Agora as orações eram quase em silêncio, cada um falando consigo mesmo, baixinho, cada vez mais baixinho. Encostei-me na parede próxima à porta e observei a pessoa que caminhava em rodeios. Era uma senhora obesa, que devia estar esticando as pernas inchadas e doloridas e nem de interessava pelo meu caso. Estiquei o braço para a maçaneta que cada vez me parecia mais imensa. Inesperadamente, esta porta lateral da esquerda abriu-se com uma suavidade que me encheu de alegria e esperança o coração. Mas, a odisséia prosseguia, porque havia a porta principal e desta, eu não tive a menor dúvida.
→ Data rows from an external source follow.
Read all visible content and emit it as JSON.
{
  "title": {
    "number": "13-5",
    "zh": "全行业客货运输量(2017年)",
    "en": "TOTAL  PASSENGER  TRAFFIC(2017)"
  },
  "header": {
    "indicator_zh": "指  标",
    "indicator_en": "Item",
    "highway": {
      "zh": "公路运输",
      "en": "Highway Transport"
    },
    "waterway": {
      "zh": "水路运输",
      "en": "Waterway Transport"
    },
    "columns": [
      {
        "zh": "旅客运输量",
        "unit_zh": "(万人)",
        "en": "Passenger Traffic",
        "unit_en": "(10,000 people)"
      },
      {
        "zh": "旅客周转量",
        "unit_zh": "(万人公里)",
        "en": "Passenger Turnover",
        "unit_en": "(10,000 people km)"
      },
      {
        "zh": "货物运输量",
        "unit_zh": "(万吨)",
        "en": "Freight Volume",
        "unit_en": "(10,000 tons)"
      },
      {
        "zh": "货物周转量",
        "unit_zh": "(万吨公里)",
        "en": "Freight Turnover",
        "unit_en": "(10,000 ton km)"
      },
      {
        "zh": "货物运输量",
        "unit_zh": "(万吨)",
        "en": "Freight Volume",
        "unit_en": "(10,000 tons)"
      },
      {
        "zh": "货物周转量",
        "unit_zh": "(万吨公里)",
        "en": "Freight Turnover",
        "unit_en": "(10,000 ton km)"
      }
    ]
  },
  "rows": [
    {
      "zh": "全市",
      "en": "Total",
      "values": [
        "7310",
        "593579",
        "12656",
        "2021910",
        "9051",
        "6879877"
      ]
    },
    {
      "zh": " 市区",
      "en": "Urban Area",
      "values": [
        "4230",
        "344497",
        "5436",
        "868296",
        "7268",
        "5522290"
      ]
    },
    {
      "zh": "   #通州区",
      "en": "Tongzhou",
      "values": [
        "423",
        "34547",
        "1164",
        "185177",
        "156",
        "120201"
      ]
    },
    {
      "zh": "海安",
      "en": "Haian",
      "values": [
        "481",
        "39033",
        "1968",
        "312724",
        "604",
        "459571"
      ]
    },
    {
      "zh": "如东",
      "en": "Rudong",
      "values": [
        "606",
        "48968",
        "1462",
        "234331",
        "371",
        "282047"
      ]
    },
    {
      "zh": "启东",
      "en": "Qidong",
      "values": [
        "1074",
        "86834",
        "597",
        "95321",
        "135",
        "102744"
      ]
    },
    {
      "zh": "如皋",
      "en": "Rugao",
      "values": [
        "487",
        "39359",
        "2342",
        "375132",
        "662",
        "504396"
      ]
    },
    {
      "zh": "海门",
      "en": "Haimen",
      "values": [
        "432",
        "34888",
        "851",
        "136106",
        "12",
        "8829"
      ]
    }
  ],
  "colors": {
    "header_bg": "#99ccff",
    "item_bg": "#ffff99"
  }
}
Havia ferrolhos tão fortes, que eu jamais abriria.

Voltei desolado para o meu lugar, principalmente porque imaginava minha família me procurando, pois não demoraria dez minutos e já se passavam duas horas.

Em dado momento, as pessoas começaram a ser convidadas para a benção. A maioria situava-se bem próxima do altar, diferente de mim e de dois ou três, talvez não tão engajados, que se dispersavam em bancos afastados. Aos poucos, numa canção suave, as pessoas se dirigiam. Uma vela acesa, segura por um dos ajudantes e o sacerdote punha as mãos sobre a cabeça do indivíduo, abençoando-o.

Não era minha intenção participar do evento, da forma que se me dispusera, nem havia pensado em tal hipótese, muito menos sabia que ocorreria àquela hora, naquele dia. Arquitetei milhares tentativas em sair pela sacristia, imaginei saídas mirabolantes, rezar na frente de um santo qualquer do altar e evadir pela porta mais próxima. Ou, aproximar-me sorrateiramente do grupo, fazer algumas orações e aos poucos acessar os arredores da sacristia, talvez em marcha-ré, pé ante pé. Avaliei em cálculos os metros que faltavam e o tempo que levaria para chegar até lá. Quem sabe, aproveitaria o testemunho mais enlevado, o sermão mais enfático ou uma dose de absoluta mansidão, onde os sentidos se tornassem vulneráveis apenas aos sentimentos mais profundos de fé. Sairia assim, cauteloso e seguro de minha precisão.

Claro que nada disso funcionou, até porque, eu não tinha certeza de que após a sacristia, haveria uma porta aberta também. Por isso, aderi ao evento e num último convite, como o homem provavelmente alienado da religião, da fé e dos sentimentos bons, fui chamado para a benção. Obedeci. Lá estava claro, à luz das velas e de algumas artificiais estrategicamente acesas. Não era este o meu primeiro objetivo, mas me senti recompensado, até pelo tempo que considerara perdido. Até pela aflição que passara. As pessoas saiam sorridentes e comovidas. Eu ainda pensava, o que vou explicar em casa? Que fiquei preso na igreja? Quem vai acreditar?